EDUARDO DE OLIVEIRA LEITE

Há anos sou leitor assíduo da coluna "Letras Jurídicas", de Walter Ceneviva. Na semana passada o professor Ceneviva tangenciou, ainda uma vez, o tema fascinante e provocador das procriações artificiais.
Invocando as dificuldades geradas pela reprodução assistida, o articulista se reporta ao leitor para auxiliá-lo a encontrar respostas mais adequadas à desinformação e contradição que dominam o tormentoso terreno. Como a matéria já foi alvo de nossas indagações científicas -quer a nível jurídico, quer ético-, não vacilamos em apresentar algumas respostas aos questionamentos levantados.
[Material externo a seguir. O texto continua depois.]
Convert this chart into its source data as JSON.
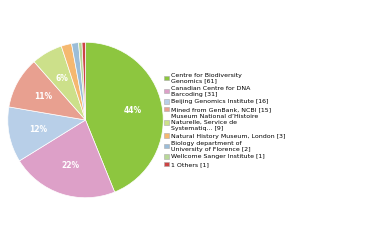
{
  "labels": [
    "Centre for Biodiversity\nGenomics [61]",
    "Canadian Centre for DNA\nBarcoding [31]",
    "Beijing Genomics Institute [16]",
    "Mined from GenBank, NCBI [15]",
    "Museum National d’Histoire\nNaturelle, Service de\nSystematiq... [9]",
    "Natural History Museum, London [3]",
    "Biology department of\nUniversity of Florence [2]",
    "Wellcome Sanger Institute [1]",
    "1 Others [1]"
  ],
  "values": [
    61,
    31,
    16,
    15,
    9,
    3,
    2,
    1,
    1
  ],
  "colors": [
    "#8dc63f",
    "#dda0c8",
    "#b8cfe8",
    "#e8a090",
    "#cce08a",
    "#f5b870",
    "#9bbdd8",
    "#b8d898",
    "#cc4444"
  ],
  "figsize": [
    3.8,
    2.4
  ],
  "dpi": 100
}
O primeiro exemplo hipotético, da senhora cujo marido já faleceu e pretende ser engravidada pelo sêmen dele, devidamente congelado, caracteriza a inseminação "post mortem" (após a morte) e não gera dúvidas na pacífica doutrina atual: o contrato é nulo, porque inexiste descendência "post mortem", ou fecundação póstuma; e inaceitável, a nível ético, porque inadmissível a geração voluntária de uma criança órfã de pai. O nascimento de uma criança corresponde sempre a um projeto parental, do casal, e não pode, nem deve, atender os interesses egoísticos de um indivíduo (no caso em tela, a viúva).
A vontade da viúva não é a única diretriz aceitável, sob risco de se comprometer o interesse maior da criança, que continua sendo o de ter pai e mãe. Caso a viúva case novamente, o projeto de filiação é decorrente do casal e em nada dependerá do sêmen congelado, que passa a ser propriedade do centro de reprodução.
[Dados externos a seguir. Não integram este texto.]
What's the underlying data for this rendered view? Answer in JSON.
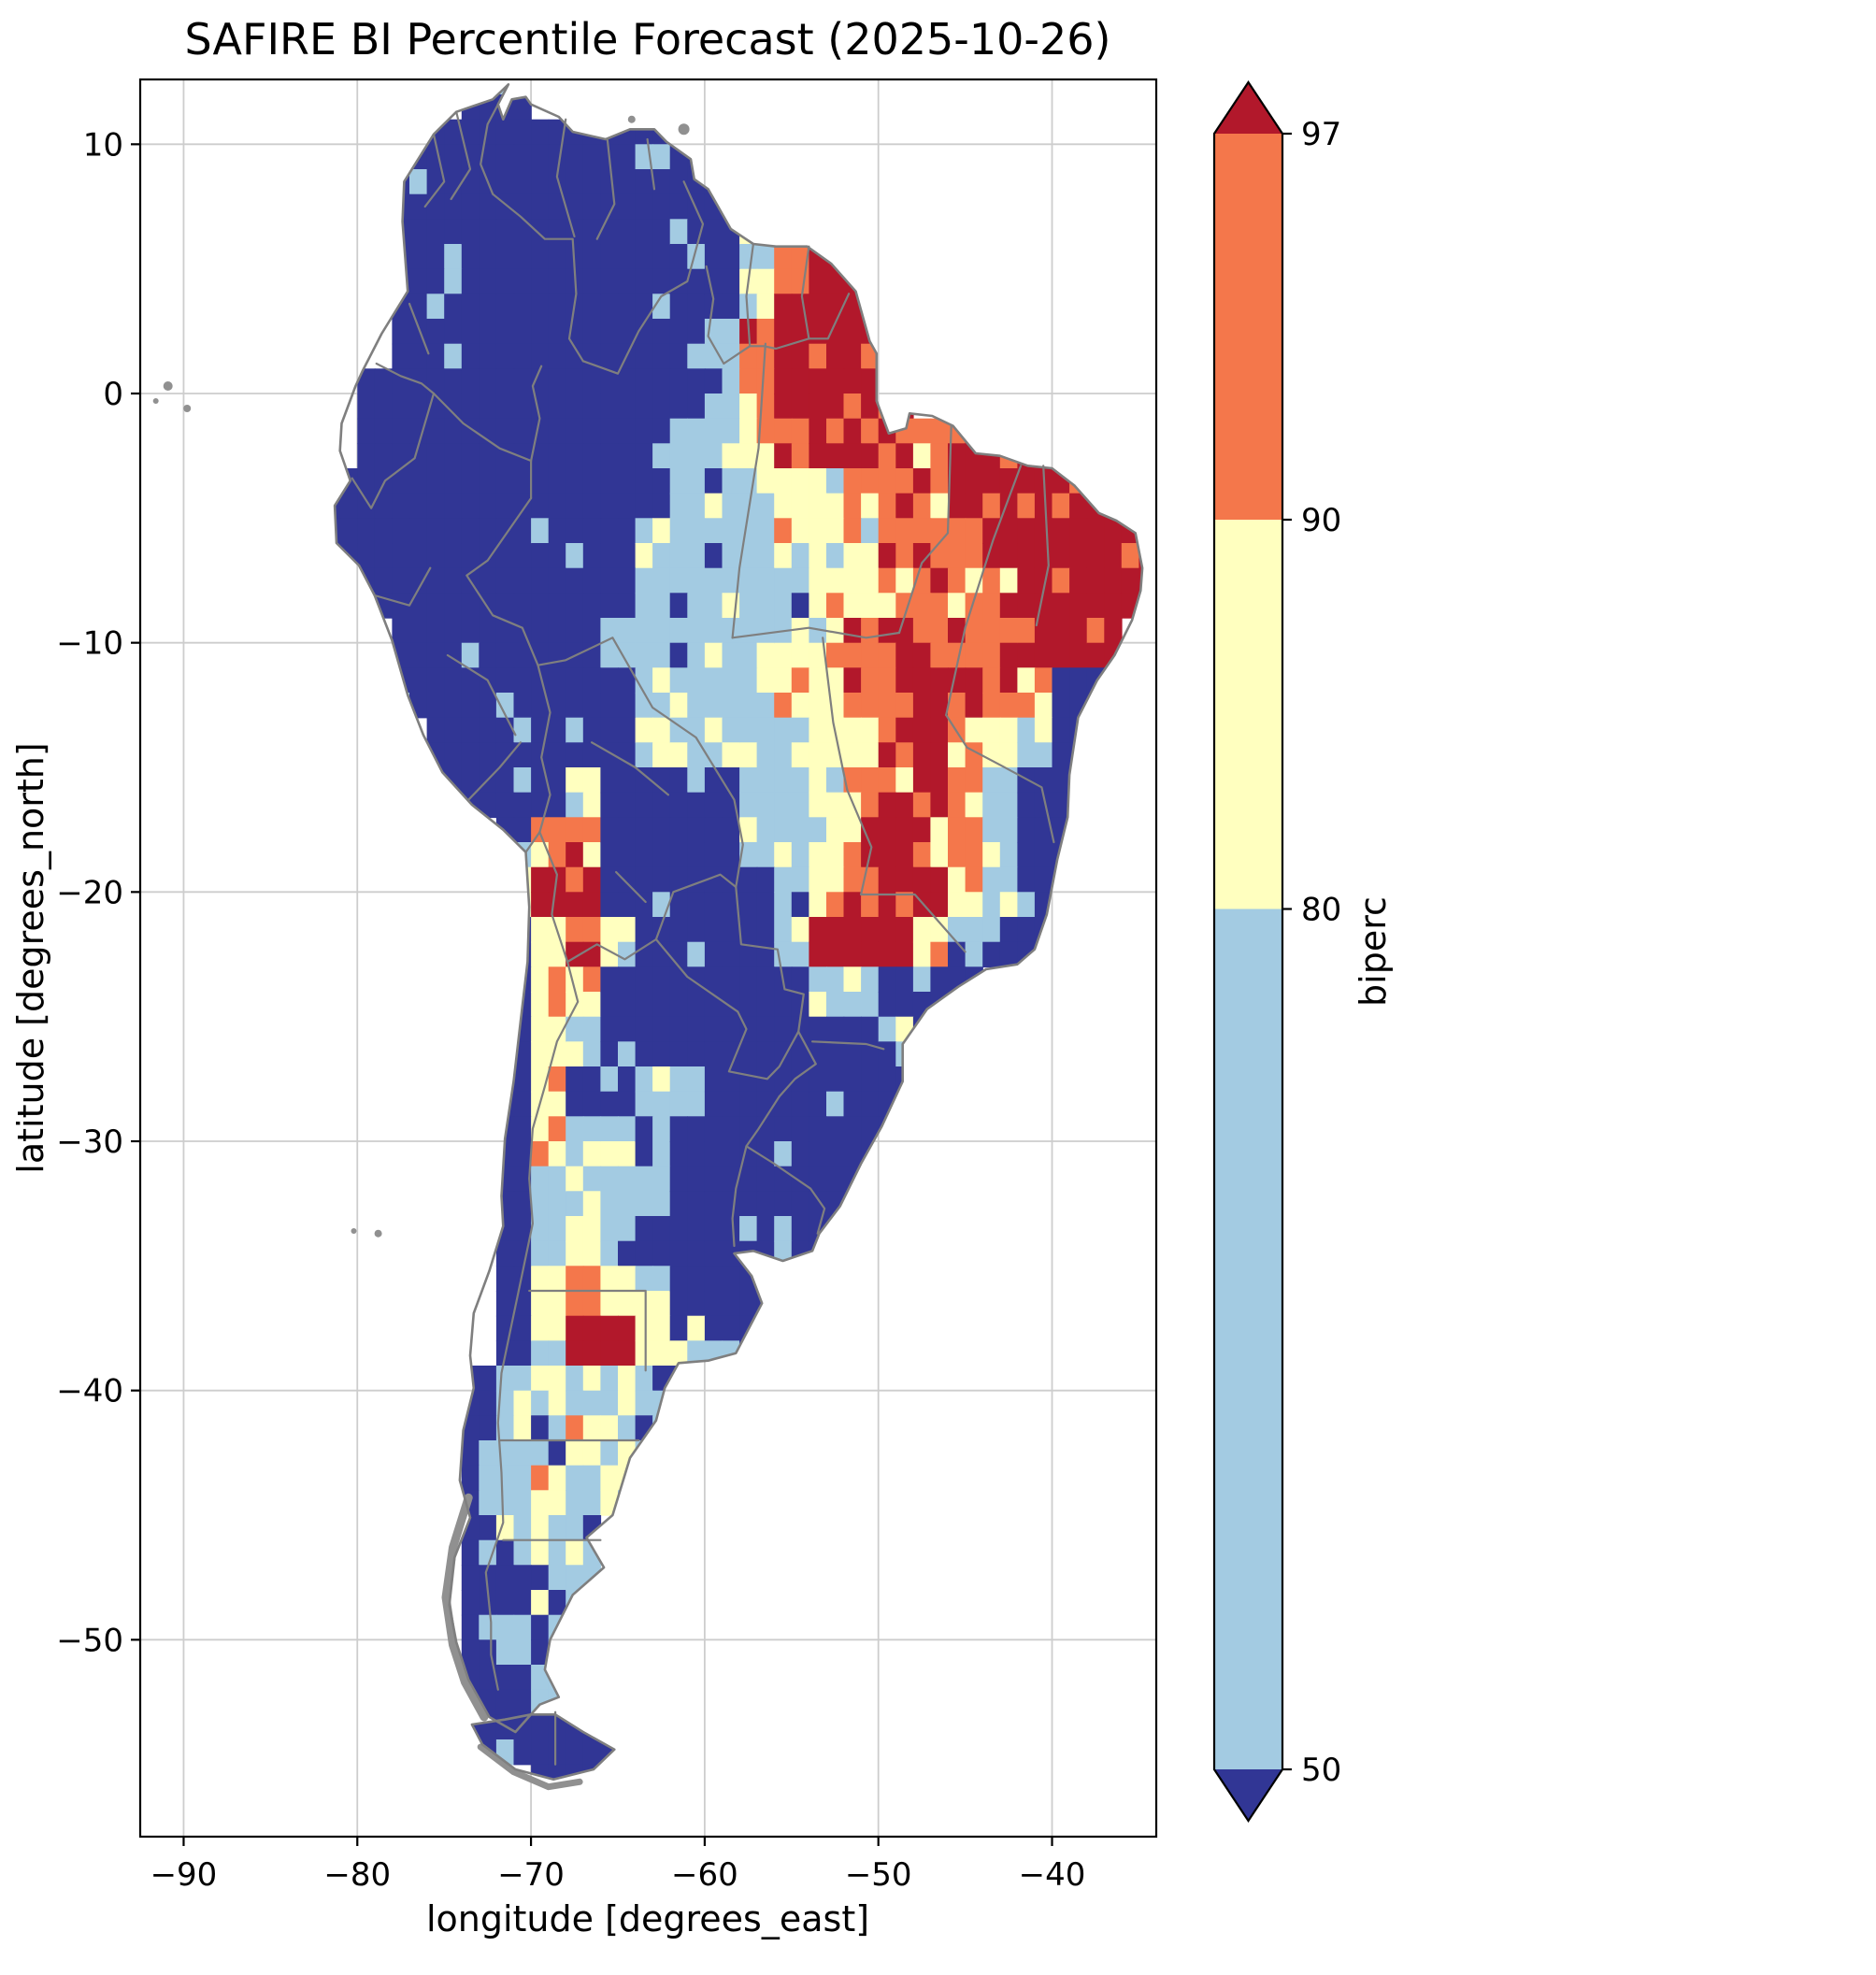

No caso da mulher sexagenária que "empresta" seu útero à filha que não pode engravidar, a criança, uma vez nascida, certamente será entregue ao casal, mas, juridicamente falando, a mãe gestacional (que leva a termo a gravidez impossível da mãe genética) é a mãe dessa criança, e, se ela se negar a entregar o filho ao casal solicitante, nada a obriga a fazê-lo, já que qualquer contrato que venha a ser estabelecido em tais casos não tem qualquer eficácia jurídica.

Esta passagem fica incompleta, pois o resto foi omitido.